Our previous column
raised the question of what is a joint venture and how does one determine
who is liable in a joint venture.
Black’s Law
Dictionary defines a joint venture as “an association of persons jointly
undertaking some commercial enterprise”, or “a one-time grouping of
two or more persons in a business undertaking”. This, a joint venture can be made up of proprietorships,
partnerships or corporations or a combination of the three.
Companies usually
enter into joint venture agreements when a project is too large to be
managed by any one company. Joint ventures are typically found in the
construction, securities, real estate and petroleum industries although
any group of companies in any industry could combine forces and create a
joint venture.
Members of the
joint venture often bring unique resources to the venture, such as
technical expertise, capital, competent personnel or sources of necessary
materials. Joint ventures are sometimes formed to develop a new product.

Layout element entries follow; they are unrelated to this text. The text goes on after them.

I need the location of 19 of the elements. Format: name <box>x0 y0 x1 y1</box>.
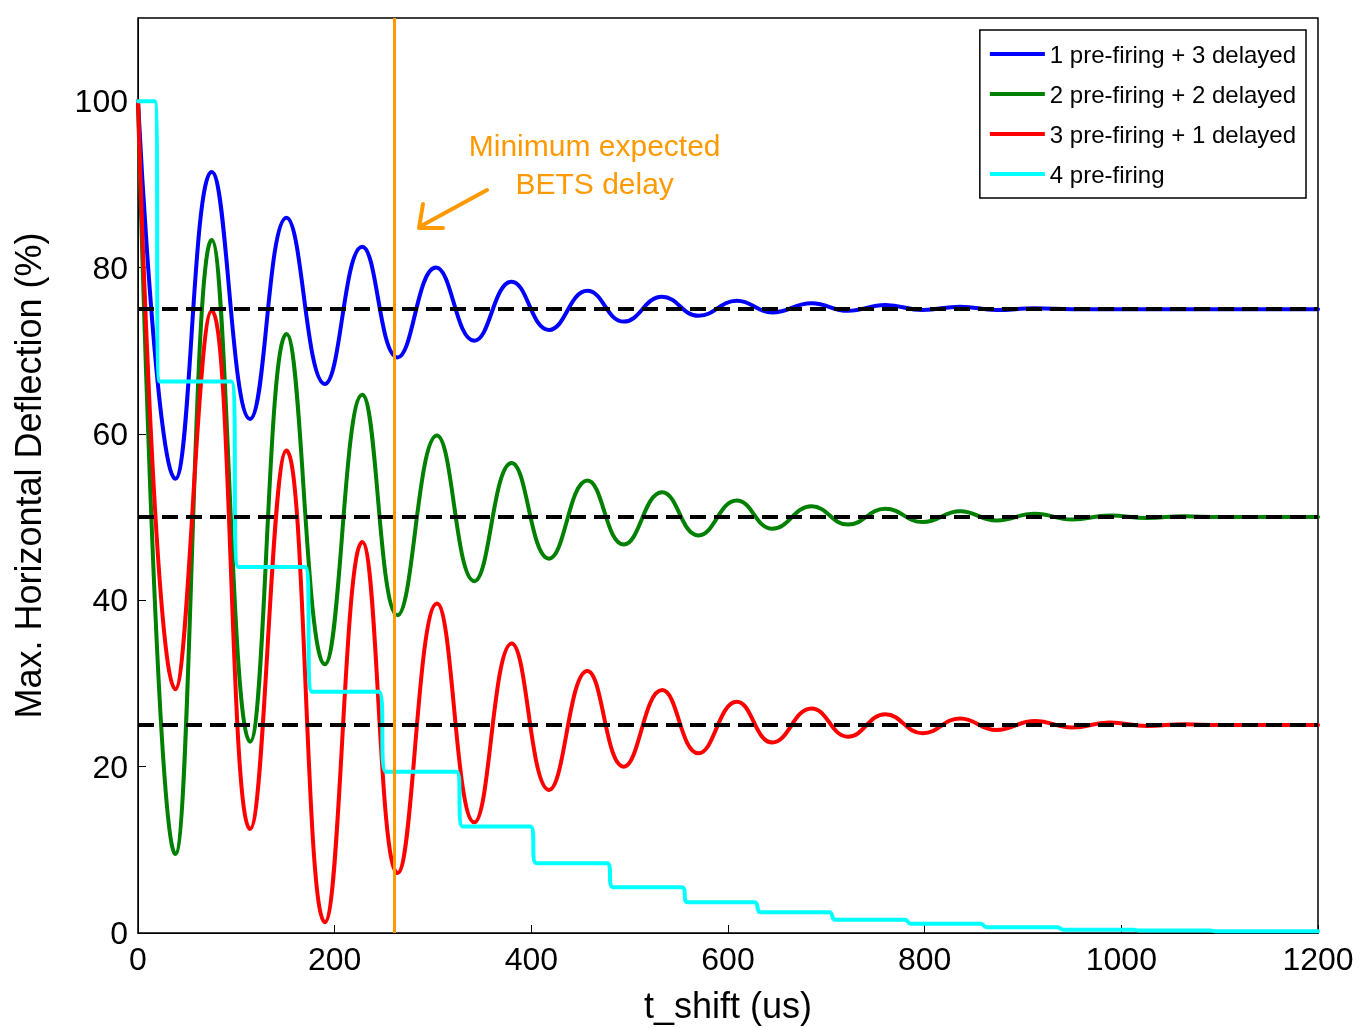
y-tick-label: 80 <box>92 249 128 286</box>
legend-label: 2 pre-firing + 2 delayed <box>1049 80 1296 108</box>
y-axis-title: Max. Horizontal Deflection (%) <box>7 232 49 719</box>
y-tick-label: 40 <box>92 582 128 619</box>
x-tick-label: 800 <box>897 941 952 977</box>
y-tick-label: 60 <box>92 415 128 452</box>
ref-line-label: Minimum expected BETS delay <box>468 128 721 200</box>
x-tick-label: 1000 <box>1085 941 1157 977</box>
y-tick-label: 0 <box>110 915 128 951</box>
y-tick-label: 100 <box>74 83 128 120</box>
x-tick-label: 1200 <box>1282 941 1354 977</box>
x-axis-title: t_shift (us) <box>643 984 813 1026</box>
legend-label: 4 pre-firing <box>1049 160 1165 188</box>
legend-label: 3 pre-firing + 1 delayed <box>1049 120 1296 148</box>
x-tick-label: 400 <box>504 941 559 977</box>
legend-label: 1 pre-firing + 3 delayed <box>1049 40 1296 68</box>
x-tick-label: 600 <box>701 941 755 977</box>
x-tick-label: 200 <box>307 941 362 977</box>
y-tick-label: 20 <box>92 748 128 785</box>
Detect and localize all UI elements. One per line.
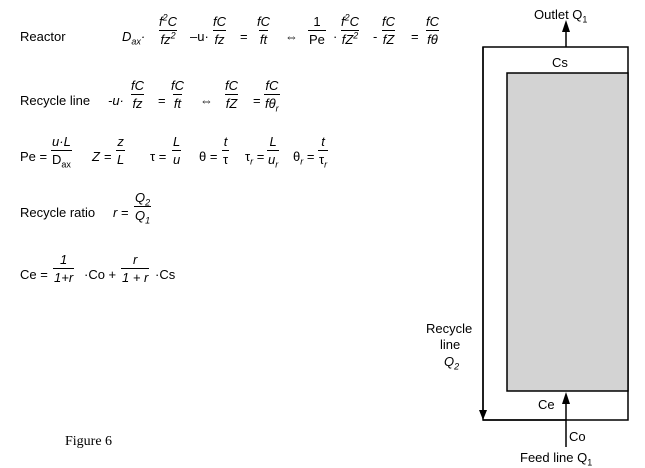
outlet-arrow — [562, 20, 570, 32]
reactor-bed — [506, 72, 629, 392]
recycle-label-1: Recycle — [426, 321, 473, 336]
recycle-label-3: Q2 — [444, 354, 460, 372]
outlet-label: Outlet Q1 — [534, 7, 588, 25]
recycle-label-2: line — [440, 337, 461, 352]
feed-arrow — [562, 392, 570, 404]
cs-label: Cs — [552, 55, 568, 70]
recycle-arrow-down — [479, 410, 487, 420]
co-label: Co — [569, 429, 586, 444]
figure-caption: Figure 6 — [65, 434, 113, 449]
reactor-label: Reactor — [20, 29, 66, 44]
feed-label: Feed line Q1 — [520, 450, 593, 468]
recycle-ratio-label: Recycle ratio — [20, 205, 96, 220]
ce-label: Ce — [538, 397, 555, 412]
recycle-line-label: Recycle line — [20, 93, 91, 108]
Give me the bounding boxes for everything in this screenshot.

It is not uncommon in the defense industry for defense contractors to form
joint ventures to produce a new product for the military.
For the credit
professional, a joint venture is similar to a partnership. In general, it
can be assumed that the parties involved in the joint venture can bind
each other to contracts that are necessary to complete the project that
the joint venture was created to undertake. During this time co-ventures
are usually held jointly and severally liable for the debts of the joint
venture. However, not all states look at the liability of co-ventures the
same. It is prudent to check the laws of the state where the joint venture
will operate to determine if written guaranties are necessary to bind the
co-ventures.
The joint venture
normally will continue for the length of time it will take to complete the
project. However, some joint ventures have been created to operate
independent of their member’s business activities. An example of this is
a company known as Cal-Tex that is a joint venture between Chevron and
Texaco that was formed to provide oil exploration services in selected
foreign markets.
When credit is
extended to a joint venture member for products or services that are not
associated with the joint venture project then the credit professional
should again consider employing written documents to guarantee payment for
the goods or services provided.
When extending
credit to the joint venture the credit professional should analyze the
creditworthiness of each of the co-ventures individually. A co-venture
that is not a good credit risk is not likely to improve just because it
has entered into a joint venture. Dealing with a joint venture can prove
to be a complicated matter especially if one is presently doing business
with the co-ventures. The credit professional would be well advised to
consult with their law department or legal counsel before entering into a
credit relationship with a joint venture.
I wish you well.
This
information is provided as information only and not legal advice.
Legal advice should be obtained from a competent, licensed attorney,
in good standing with the state bar association.